Doing the right thing. Some people just naturally do the right thing, they don't even have to think about it, it is just the way they live. Some people mean to do the right thing and never get around to it. Some people know what the right thing is but choose to ignore it. It really does all come down to making choices.

The neighbors who plowed my cousin's driveway and my driveway did not have to take the time out of their day to help a neighbor. My neighbors are aware that I am a physically disabled widow raising a developmentally disabled child. My cousin's neighbor did not know her husband was unable to shovel snow, he just saw someone shoveling their driveway and stopped to help.In fact, he was out with his tractor for the purpose of helping neighbors.

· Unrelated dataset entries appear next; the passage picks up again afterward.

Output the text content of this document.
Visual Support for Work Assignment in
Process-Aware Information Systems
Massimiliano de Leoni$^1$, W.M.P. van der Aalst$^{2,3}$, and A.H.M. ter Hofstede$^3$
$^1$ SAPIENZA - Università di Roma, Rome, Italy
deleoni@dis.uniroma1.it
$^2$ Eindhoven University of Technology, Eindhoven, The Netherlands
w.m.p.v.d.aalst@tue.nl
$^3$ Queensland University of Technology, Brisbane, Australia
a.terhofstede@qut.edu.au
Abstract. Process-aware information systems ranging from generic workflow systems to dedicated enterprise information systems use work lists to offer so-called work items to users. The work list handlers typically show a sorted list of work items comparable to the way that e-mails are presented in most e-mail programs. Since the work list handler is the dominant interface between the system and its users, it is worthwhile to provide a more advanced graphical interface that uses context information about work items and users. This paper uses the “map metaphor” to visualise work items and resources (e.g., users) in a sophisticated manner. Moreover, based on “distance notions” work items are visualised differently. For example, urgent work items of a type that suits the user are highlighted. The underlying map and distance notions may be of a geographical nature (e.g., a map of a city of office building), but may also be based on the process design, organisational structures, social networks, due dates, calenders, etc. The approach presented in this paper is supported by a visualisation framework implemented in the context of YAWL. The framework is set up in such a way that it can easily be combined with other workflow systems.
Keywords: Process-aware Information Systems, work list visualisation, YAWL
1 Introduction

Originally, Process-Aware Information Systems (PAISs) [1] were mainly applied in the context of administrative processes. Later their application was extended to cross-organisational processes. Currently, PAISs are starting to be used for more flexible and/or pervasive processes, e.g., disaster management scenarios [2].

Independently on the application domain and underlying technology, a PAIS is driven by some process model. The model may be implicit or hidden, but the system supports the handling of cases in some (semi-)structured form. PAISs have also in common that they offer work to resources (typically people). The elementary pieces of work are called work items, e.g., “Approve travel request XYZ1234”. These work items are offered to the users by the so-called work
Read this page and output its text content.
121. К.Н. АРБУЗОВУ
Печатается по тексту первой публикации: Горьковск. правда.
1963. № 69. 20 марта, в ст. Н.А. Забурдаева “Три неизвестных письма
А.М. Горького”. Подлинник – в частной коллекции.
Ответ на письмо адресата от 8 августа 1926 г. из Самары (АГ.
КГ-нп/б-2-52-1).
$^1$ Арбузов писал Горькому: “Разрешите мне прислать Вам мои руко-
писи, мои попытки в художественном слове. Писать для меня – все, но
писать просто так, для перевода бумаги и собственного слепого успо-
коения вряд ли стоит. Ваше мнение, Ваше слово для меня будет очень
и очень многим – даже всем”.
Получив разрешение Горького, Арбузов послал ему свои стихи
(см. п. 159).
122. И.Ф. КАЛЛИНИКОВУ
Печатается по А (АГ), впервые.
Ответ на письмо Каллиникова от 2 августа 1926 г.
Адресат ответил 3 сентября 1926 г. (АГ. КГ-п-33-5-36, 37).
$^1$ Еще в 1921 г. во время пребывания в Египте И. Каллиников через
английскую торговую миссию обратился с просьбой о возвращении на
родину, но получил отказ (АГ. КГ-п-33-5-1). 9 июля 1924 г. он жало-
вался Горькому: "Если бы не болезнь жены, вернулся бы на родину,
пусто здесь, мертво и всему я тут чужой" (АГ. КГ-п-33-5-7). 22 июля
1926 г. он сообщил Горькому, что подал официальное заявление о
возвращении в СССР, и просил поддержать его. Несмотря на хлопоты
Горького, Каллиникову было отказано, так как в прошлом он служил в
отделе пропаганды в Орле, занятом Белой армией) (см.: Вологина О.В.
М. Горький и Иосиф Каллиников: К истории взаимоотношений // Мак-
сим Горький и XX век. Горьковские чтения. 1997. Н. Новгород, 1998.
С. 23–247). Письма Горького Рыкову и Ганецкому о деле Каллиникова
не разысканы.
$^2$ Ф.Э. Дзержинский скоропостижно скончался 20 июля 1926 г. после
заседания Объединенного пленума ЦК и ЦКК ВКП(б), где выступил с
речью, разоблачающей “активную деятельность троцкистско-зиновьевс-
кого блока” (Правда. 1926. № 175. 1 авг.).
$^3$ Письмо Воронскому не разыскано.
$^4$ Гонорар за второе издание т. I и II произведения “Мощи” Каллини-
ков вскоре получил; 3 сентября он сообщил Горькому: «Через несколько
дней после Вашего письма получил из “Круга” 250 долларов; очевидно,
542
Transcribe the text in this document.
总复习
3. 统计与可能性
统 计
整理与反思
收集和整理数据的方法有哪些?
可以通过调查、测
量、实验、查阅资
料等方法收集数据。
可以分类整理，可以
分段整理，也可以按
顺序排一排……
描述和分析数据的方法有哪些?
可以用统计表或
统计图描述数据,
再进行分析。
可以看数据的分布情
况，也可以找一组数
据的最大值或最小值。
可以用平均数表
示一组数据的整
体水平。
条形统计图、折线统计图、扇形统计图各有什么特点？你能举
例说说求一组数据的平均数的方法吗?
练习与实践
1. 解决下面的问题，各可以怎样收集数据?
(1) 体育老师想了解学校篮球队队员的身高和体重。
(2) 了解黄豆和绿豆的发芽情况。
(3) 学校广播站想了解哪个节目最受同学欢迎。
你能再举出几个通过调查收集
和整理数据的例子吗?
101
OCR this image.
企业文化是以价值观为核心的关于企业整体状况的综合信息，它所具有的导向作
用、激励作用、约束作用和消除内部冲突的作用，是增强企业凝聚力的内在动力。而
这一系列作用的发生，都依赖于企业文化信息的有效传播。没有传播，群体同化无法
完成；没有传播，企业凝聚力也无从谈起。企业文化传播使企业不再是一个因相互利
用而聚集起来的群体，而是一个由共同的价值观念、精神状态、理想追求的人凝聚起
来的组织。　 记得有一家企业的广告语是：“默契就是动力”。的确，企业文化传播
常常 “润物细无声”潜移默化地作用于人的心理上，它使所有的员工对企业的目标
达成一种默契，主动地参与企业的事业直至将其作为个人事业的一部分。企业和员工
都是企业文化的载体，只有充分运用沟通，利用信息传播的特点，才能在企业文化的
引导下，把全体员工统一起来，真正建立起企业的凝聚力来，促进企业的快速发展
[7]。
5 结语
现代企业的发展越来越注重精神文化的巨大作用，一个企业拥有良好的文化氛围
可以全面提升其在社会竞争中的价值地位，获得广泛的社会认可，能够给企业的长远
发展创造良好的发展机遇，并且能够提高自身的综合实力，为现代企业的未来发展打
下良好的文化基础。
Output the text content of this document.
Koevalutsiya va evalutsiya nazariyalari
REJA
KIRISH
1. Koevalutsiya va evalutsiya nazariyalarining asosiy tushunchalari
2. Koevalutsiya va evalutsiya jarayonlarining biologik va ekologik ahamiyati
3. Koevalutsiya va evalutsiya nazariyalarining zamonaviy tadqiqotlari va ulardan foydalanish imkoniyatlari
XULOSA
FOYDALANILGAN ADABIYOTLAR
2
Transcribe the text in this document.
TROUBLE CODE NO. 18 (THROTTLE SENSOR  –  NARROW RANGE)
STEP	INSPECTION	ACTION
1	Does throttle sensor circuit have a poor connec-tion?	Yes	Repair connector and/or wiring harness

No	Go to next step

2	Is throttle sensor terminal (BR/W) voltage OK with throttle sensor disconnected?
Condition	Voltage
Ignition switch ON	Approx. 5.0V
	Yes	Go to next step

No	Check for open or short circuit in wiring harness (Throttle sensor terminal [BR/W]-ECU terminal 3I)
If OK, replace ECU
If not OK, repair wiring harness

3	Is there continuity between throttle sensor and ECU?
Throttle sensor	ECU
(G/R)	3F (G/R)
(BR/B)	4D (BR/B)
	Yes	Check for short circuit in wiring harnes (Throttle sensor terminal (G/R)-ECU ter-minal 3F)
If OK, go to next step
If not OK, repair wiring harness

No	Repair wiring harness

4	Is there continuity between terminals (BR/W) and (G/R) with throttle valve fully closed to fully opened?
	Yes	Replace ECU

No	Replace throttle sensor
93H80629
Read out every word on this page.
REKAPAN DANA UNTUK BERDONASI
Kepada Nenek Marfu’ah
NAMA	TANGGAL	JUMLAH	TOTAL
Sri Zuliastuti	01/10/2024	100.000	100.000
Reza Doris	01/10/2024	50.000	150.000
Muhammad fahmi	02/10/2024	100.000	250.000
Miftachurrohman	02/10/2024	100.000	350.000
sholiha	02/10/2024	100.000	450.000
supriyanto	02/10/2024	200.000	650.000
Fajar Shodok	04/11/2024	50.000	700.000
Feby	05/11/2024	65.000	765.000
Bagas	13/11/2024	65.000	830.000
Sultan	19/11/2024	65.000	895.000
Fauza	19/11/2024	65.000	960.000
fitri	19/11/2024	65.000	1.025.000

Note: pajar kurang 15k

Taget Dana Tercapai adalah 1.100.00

We get cynical sometimes. The news, the internet, social media are all filled with stories about bad things happening to good people. We rarely see stories about good people helping good people. I know I need to choose to see the good things more often. There are so many issues in my life right now. Medical problems, serious financial problems, my weight loss struggles,  and grief try to take my eyes off of the right things. But then a neighbor plows a driveway, and I am reminded that doing the right thing doesn't take long, it just take choosing to do it.A choice that good neighbors make regularly. Not hard at all.